Near infrared spectroscopy (or Raman spectroscopy) has been widely used in pharmaceutical development as quality and process control methods. Two types of methods are generally used, i.e. qualitative and quantitative methods. Qualitative methods are used for identification of drug substances, excipients and other raw materials as well as final products whereas quantitative methods are for determination of drug concentration, moisture content and other product attributes. Both types of methods require multivariate calibration models.
To develop NIR/Raman methods for determining drug content (content uniformity or CU) in tablets, a quantitative relationship between the NIR/Raman spectra and drug concentration is established by multivariate modeling. A common approach is by means of partial least squares (PLS) regression. It is well known that the total variance in the NIR/Raman data set is attributed not only to drug concentration variation but also to variations of excipient concentration, moisture content, tablet density and others. In addition, Trygg et al. have pointed out in U.S. Pat. No. 6,853,923 that “For solid samples, this systematic variation is due to, among others, light scattering, and differences in spectroscopic path length, and may often constitute the major part of the variation of the sample spectra”. Furthermore, “the variation in X (matrix of spectral data) that is unrelated to Y (matrix of drug concentration) may disturb the multivariate modeling and cause imprecise predictions for new samples and also affect the robustness of the model over time”. To address this issue, Trygg et al. proposed a so called Orthogonal Partial Least Squares (QPLS) method to remove the systematic variation from X through orthogonalizing the X matrix and removing the irrelevant variances. Advantage of the QPLS method compared with the other pretreatment methods is that it keeps the Y-relevant variances intact.
Hazen et al. proposed another different variant of multivariate modeling in U.S. Pat. No. 6,871,169, which was called Combinative Multivariate Calibration (CMC). In their method, the analytical signals were separated into different wavelength or spectral regions. Then each region was modeled independently using different number of factors. This approach “allows for each wavelength or spectral region to be modeled with just enough factors to fully model the analytical signal without the incorporation in the model of noise by using excess factors”. The data pretreated by CMC can be used for further partial least squares regression or principal component regression (PCR).
Principal component analysis (PCA) is widely used as an unsupervised and exploratory algorithm for multivariate data analysis. PCA does not make assumptions about an underlying causal model. It is simply a variable reduction algorithm that utilizes a relatively small number of latent variables 6 (also called principal components or PCs) to represent most of the variances in a set of observed variables.

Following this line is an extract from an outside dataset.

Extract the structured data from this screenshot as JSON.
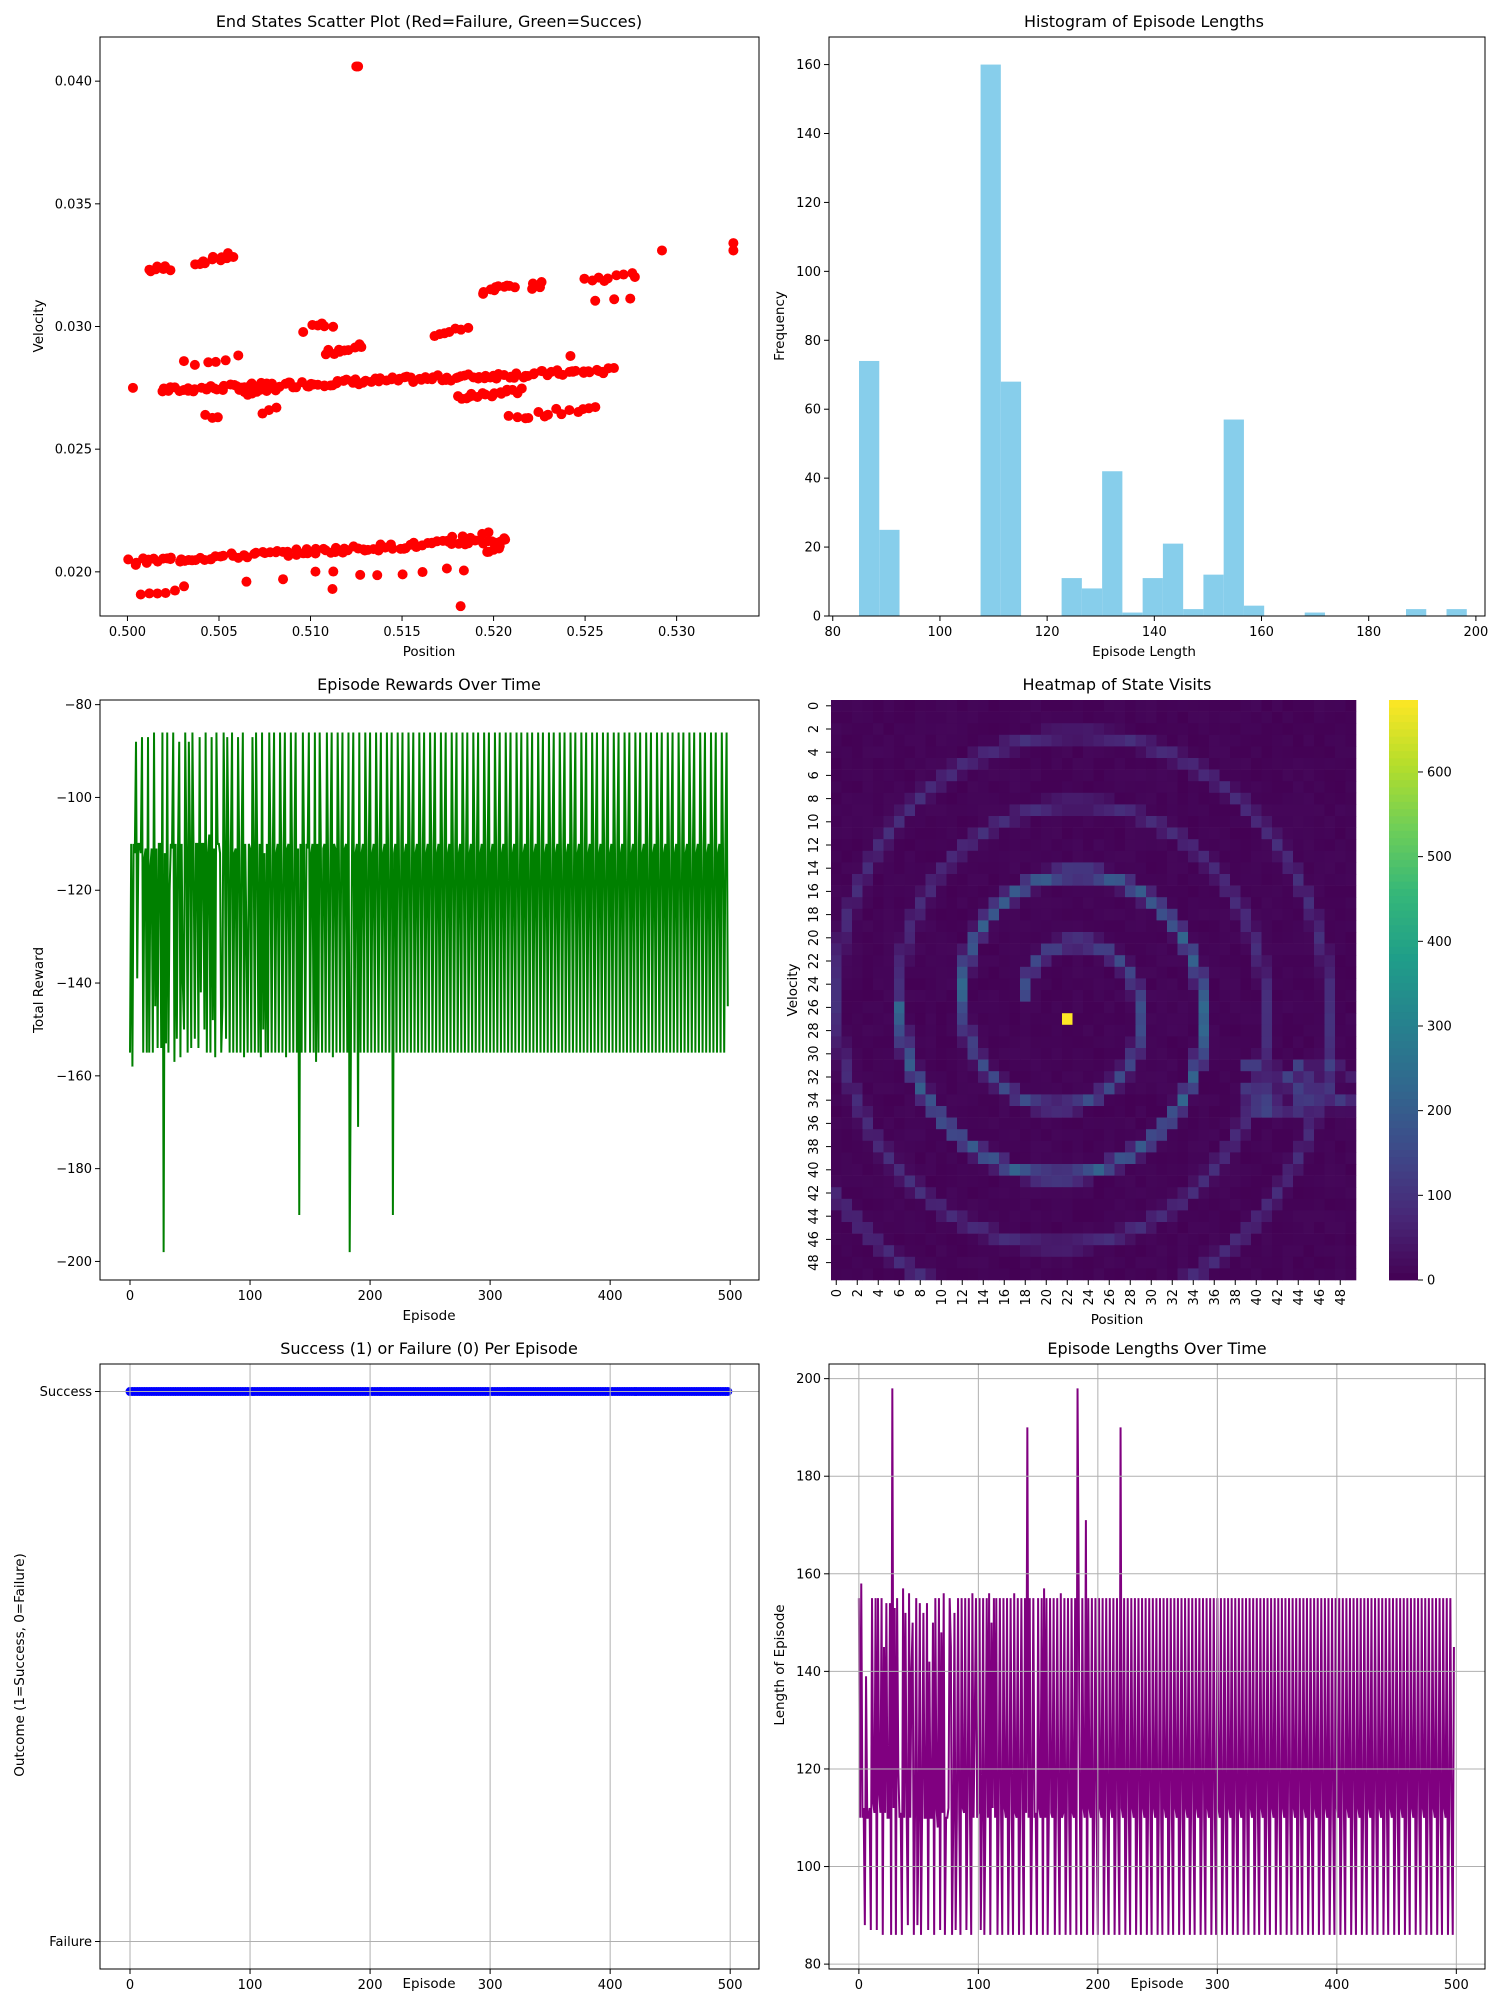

On the other hand, PCA does assume linearity in analysis of spectral data. It also ranks the latent variables, which are orthogonal to each other, based on the amount of variances that they describe. These characteristics imply that conventional PCA is not suitable for determining active drug content in pharmaceutical tablets because of the following: (a) the variance that is related to drug concentration may be masked by noise; (b) the variance that is related to drug concentration may not have a high enough ranking; (c) the relationship between latent variables, wherein at least one latent variable is related to the drug concentration, may not be genuinely orthogonal; (c) the ranking of the latent variable that is related to the drug concentration may not be consistent among different data sets.